Paying rent is traditionally not counted toward your credit score. But many companies, including Rent Reporters, RentTrack, Rock the Score, and CreditMyRent, will let you or your landlord report your rent payments to the bureaus.

  • Pro: You can opt in or out of having rent reported.
  • Cons: 
    • Not all credit score models incorporate the data. The widely used FICO 8 scoring formula doesn’t consider rent. But VantageScore, FICO’s competitor, does.
    • Reporting companies charge a monthly fee of $6.95 to $9.95 and a one-time enrollment fee of $25 to $95.
    • Some companies report payments to only one or two credit bureaus. You want payments reported to all three.

Experian Boost

This free service lets you add on-time cell phone and utility payments to your Experian credit report. This information, which is not typically counted toward your score, is used to calculate your FICO score and can push it up higher.

  • Pros:
    • You don’t need to qualify for Boost. As long as you pay utility and cell phone bills through your bank account, that information can be added to your Experian report.
    • Only on-time payments are added. This is different from how credit usually works, where both on-time and late payments go on credit reports.
  • Cons:
    • Payments show up only in your Experian credit report, not the other two.
    • You have to let Experian’s data partner scan your bank account transactions.
    • Lenders unfamiliar with this new product may interpret your utility and cell phone information as part of your debt load, which affects your chances of qualifying for credit. Experian is “working with lenders to ensure they understand these positive payments,” spokeswoman Amanda Garofalo says.

UltraFICO

This new score is not yet widely available, but FICO says it will roll out this spring. Unlike the traditional FICO score, UltraFICO takes into account how much you have in savings, how long your bank accounts have been open and how active they are.
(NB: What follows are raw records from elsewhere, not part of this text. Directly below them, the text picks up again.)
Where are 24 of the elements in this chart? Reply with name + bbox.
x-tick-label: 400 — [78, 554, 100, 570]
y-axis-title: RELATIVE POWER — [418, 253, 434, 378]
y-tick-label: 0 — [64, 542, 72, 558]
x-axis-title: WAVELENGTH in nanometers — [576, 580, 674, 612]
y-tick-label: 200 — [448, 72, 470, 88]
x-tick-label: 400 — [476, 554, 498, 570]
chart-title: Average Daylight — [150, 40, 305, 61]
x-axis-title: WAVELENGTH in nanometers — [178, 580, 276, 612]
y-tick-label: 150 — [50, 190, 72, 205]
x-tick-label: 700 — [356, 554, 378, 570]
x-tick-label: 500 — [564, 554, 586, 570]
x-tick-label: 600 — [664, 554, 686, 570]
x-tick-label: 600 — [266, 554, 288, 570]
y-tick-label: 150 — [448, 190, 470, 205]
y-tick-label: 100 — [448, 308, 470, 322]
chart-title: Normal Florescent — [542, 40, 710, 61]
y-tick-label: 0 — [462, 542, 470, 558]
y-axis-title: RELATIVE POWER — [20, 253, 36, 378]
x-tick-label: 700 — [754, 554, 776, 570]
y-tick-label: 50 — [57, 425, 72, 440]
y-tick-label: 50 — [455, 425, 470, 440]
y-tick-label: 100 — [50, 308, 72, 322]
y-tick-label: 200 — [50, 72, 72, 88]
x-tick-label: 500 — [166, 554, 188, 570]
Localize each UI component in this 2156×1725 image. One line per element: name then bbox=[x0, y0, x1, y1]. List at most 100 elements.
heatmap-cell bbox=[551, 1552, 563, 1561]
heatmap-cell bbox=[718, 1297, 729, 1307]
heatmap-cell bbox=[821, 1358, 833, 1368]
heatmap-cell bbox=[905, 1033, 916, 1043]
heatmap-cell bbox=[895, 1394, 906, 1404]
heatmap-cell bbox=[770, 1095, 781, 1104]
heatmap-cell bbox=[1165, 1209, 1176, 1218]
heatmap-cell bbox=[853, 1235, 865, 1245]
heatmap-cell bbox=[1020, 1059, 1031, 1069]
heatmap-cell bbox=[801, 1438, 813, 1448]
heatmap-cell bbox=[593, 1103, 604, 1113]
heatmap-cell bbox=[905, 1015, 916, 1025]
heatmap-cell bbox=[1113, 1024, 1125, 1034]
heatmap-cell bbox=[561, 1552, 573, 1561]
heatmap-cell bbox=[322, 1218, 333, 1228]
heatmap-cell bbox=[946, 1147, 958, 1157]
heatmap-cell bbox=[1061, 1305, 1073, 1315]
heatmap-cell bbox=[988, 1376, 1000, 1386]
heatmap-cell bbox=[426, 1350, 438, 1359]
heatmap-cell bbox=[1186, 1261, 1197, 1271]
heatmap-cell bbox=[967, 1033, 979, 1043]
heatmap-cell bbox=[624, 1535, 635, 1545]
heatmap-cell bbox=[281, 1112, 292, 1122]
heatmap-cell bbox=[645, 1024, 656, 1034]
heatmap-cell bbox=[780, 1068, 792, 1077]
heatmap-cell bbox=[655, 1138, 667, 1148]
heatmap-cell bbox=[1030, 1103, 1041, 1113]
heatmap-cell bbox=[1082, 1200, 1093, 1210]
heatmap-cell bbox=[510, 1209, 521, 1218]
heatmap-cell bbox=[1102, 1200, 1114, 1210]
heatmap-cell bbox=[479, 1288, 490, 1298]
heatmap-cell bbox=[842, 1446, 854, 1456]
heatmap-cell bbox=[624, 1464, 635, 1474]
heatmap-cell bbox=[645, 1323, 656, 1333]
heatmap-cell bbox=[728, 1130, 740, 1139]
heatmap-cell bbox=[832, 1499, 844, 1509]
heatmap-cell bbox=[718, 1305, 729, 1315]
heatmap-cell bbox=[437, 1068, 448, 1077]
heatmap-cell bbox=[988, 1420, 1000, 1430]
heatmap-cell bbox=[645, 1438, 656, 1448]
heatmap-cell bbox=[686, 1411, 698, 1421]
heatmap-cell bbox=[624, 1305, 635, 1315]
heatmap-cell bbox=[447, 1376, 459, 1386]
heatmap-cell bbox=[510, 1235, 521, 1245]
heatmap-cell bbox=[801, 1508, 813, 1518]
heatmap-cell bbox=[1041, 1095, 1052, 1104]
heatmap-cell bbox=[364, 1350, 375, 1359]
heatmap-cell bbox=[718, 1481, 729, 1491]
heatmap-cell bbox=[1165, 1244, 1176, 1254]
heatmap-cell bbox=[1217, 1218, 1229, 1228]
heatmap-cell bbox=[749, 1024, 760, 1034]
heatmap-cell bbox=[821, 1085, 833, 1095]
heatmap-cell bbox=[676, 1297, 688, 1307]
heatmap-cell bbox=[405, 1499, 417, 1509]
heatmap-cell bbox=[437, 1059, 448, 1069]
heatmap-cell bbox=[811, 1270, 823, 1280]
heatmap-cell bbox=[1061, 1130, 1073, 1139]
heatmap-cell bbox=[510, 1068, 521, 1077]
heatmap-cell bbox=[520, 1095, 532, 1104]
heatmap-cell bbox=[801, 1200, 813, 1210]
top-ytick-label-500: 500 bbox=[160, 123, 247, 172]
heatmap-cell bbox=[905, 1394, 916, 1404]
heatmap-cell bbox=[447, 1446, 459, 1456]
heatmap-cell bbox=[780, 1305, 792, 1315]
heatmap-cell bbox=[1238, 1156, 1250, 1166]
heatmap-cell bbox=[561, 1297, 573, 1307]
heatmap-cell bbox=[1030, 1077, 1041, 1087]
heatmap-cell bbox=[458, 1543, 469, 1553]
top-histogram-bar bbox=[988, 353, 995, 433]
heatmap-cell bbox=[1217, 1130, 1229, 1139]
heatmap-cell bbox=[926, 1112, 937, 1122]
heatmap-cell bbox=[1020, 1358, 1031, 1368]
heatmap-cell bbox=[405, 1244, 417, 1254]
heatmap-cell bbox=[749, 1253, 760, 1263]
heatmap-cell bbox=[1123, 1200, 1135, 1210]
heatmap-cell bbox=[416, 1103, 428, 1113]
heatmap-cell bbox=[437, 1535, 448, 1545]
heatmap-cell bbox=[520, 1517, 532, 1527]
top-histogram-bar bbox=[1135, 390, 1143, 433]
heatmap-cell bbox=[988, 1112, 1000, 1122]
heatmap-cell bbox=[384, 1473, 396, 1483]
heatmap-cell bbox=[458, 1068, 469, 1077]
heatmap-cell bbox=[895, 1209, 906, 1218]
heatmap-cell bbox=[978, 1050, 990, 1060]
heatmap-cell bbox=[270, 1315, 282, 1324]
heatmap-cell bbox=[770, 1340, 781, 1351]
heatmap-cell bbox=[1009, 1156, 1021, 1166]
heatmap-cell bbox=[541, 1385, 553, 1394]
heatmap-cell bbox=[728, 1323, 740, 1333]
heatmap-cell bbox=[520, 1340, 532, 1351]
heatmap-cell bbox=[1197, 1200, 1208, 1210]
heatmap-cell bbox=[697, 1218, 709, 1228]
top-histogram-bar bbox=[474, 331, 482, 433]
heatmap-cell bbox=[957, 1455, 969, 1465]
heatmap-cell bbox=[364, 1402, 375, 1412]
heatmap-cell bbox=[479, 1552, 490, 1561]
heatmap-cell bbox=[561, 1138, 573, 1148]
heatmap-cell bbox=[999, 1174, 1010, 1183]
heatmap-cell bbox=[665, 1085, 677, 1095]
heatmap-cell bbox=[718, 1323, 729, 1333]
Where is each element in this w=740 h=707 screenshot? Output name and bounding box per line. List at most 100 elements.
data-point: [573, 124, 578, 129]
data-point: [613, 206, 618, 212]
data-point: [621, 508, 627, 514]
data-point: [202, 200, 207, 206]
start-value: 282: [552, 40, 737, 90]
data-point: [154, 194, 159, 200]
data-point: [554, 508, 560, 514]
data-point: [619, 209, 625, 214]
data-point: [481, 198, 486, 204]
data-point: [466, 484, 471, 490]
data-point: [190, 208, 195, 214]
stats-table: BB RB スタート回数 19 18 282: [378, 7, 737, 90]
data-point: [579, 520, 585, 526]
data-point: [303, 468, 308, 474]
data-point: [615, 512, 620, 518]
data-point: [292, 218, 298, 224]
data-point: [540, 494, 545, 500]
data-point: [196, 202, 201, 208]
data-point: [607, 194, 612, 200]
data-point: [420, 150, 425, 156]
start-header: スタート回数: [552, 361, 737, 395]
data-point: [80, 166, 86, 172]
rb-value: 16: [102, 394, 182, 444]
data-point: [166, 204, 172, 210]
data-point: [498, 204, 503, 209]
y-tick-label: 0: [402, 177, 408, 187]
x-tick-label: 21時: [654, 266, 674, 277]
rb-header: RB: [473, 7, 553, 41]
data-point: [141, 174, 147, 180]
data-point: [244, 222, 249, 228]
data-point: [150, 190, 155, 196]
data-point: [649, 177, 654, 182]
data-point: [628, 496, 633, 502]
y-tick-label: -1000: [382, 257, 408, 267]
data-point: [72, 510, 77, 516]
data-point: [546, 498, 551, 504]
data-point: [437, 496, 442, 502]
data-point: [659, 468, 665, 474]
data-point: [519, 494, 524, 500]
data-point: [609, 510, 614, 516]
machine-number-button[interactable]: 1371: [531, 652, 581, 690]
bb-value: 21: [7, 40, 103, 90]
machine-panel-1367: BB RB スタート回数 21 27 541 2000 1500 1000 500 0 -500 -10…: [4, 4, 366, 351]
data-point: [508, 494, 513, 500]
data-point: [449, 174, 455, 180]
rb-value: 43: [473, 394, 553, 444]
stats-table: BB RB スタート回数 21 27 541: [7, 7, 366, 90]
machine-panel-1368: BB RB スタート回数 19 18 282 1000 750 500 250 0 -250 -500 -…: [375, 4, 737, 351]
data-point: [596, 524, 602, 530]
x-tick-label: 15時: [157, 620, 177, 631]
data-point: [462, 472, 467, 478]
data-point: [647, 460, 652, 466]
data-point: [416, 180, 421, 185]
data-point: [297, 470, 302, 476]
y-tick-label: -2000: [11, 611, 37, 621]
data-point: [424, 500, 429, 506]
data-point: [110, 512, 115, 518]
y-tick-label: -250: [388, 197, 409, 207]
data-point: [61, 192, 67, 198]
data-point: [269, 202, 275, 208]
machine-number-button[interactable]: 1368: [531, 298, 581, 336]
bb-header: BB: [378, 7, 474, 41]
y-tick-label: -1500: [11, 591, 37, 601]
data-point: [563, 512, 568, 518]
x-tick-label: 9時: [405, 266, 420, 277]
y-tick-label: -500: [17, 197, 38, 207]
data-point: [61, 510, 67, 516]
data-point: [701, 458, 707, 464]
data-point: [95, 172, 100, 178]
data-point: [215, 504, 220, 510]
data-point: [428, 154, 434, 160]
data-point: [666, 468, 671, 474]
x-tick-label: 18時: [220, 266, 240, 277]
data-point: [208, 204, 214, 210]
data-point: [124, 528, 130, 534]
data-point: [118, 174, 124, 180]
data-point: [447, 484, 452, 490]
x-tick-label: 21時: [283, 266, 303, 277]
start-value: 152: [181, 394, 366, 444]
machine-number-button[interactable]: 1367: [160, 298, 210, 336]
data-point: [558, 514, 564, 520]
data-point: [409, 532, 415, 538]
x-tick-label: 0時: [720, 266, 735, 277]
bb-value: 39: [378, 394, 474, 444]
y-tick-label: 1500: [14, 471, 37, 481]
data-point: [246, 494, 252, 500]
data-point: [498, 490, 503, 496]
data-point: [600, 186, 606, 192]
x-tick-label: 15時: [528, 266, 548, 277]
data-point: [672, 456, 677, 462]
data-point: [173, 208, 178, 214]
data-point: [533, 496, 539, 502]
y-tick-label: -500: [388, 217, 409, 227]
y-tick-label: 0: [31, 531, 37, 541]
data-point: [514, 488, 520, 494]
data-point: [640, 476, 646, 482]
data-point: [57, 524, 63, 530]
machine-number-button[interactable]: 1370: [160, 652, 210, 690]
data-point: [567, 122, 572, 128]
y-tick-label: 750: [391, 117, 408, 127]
If you cannot qualify for a credit product with your score, you can ask lenders to pull your UltraFICO and give you a second shot.

  • Pros:
    • Free.
    • Rewards responsible spending and saving.
  • Cons:
    • You have to let FICO’s data partner scan your bank account transactions.
    • You cannot see your UltraFICO score unless you’ve been rejected.

Experian Lift

Experian is also working on a new credit score, meant for lenders, that uses nontraditional data to paint a finer picture of your finances. The data includes on-time rent payments, payday loans, prepaid cards, check cashers and public records such as evictions and professional licenses, Experian says. It also looks at whether you pay your bills in full or minimums.

“Lenders can use the new score as their primary score, as a second-chance score (for loan application declines) … or as an overlay to an existing score to create a more complete picture of a person’s creditworthiness,” says Alpa Lally, vice president of Experian Data Business.

Experian Lift will roll out to lenders early this year, she says.

  • Pro: Considers data from financial institutions that don’t usually report to the major credit bureaus.
  • Cons:
    • You cannot see your Lift score unless you’ve been rejected.
    • You cannot opt in or out of sharing your data.